Suite au visionnage du passionnant documentaire La Domination Masculine (diffusé par Arte mais on peut le retrouver sur Dailymotion), je me suis fait la réflexion que les clichés étaient bien loin d’être abolis. Pire, les mentalités changent, mais si peu.

Lorsque j’étais enfant, j’étais un vrai garçon manqué (encore une expression clichée, comme si aimer jouer dehors et faire des cabanes sur les arbres étaient l’exclusivité masculine). Je détestais les robes et les poupées et ma grande passion, c’était patauger dans les ruisseaux, grimper aux arbres et embêter mes voisins (une vraie teigne, je l’avoue).

Jouer à la poupée, une horreur pour moi

J’ai eu de la chance : mes parents ne m’ont pas acheté la poussette de Bébé mais un garage avec des petites voitures, des lego et rien qui ressemble de près ou de loin à du rose. On m’a laissé vivre tranquille, sans se préoccuper si je devais jouer autrement, et à d’autres choses, puisque j’étais une fille. J’ai grandi et j’ai finalement changé de centre d’intérêts, mais j’ai toujours été fière d’avoir pu faire ce que je voulais sans m’attarder sur ce qu’on attendait de moi étant une fille.

Malgré tout, si les activités changent (à 20 ans, j’ose penser qu’on ne joue plus aux barbies), les attentes restent. Lorsqu’on me prévient gentiment que les petits enfants, ils n’en veulent pas tout de suite, je rassure mes beaux-parents en leur avouant qu’il n’en auront probablement jamais.
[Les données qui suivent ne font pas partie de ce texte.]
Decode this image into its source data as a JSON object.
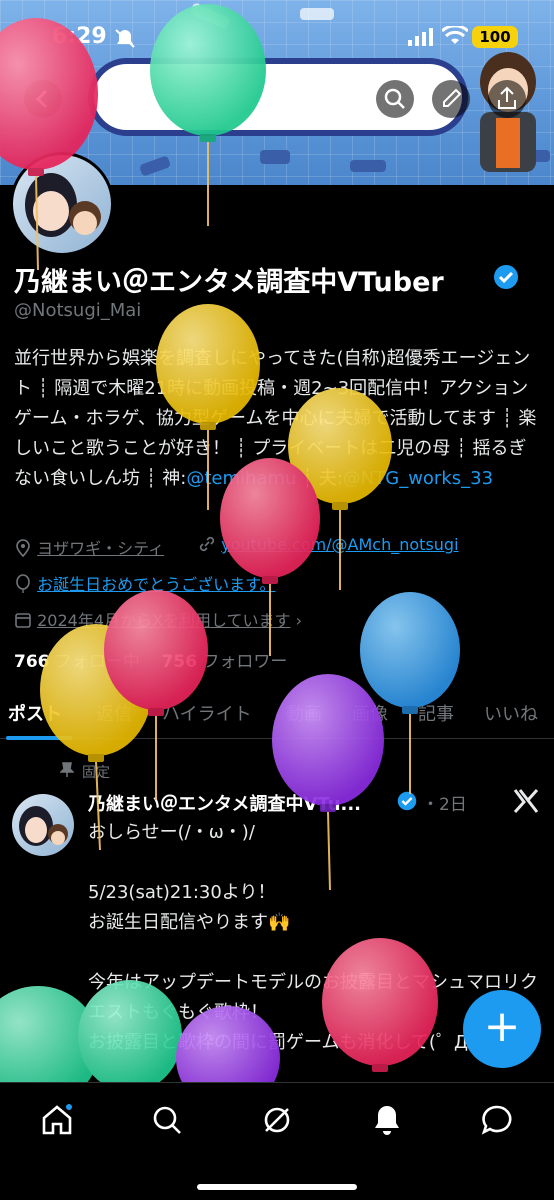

Et là, peu importe mon interlocuteur, j’ai droit au petit sourire en coin moqueur et la fameuse phrase qui me fait hérisser mes poils : tu changeras d’avis. Parce que je suis une femme, je vais vouloir ABSOLUEMENT des enfants ? Et pourquoi ne ressortent-ils pas la même rengaine à mon petit ami ? Parce que c’est un homme, il n’a pas ce besoin irrépressible de pouponner ?

Etrangement, cette photo ne me fait pas rêver

Pourquoi doit-on nous ranger dans des cases en fonction de notre sexe biologique ? Quel importance qu’une petite fille joue à la guerre et un petit garçon imite maman en repassant (soit dit en passant j’aimerais un jour qu’il imite papa…en repassant !). Pour exemple, mon neveu aime beaucoup les barbies. Mais il n’y a pas droit : non mais tu te rends compte, un garçon jouant aux poupées, c’est un coup à finir homosexuel ça ! Je caricature ? A peine.

Si l’on veut que les mentalités changent en étant adulte, pourquoi essayer d’arrêter de réduire nos enfants à un chromosome X ou Y ? Peut-être qu’il faudrait les laisser se diriger vers ce qu’ils aiment, au lieu de les forcer à choisir dans ce qu’ils sont destinés à aimer.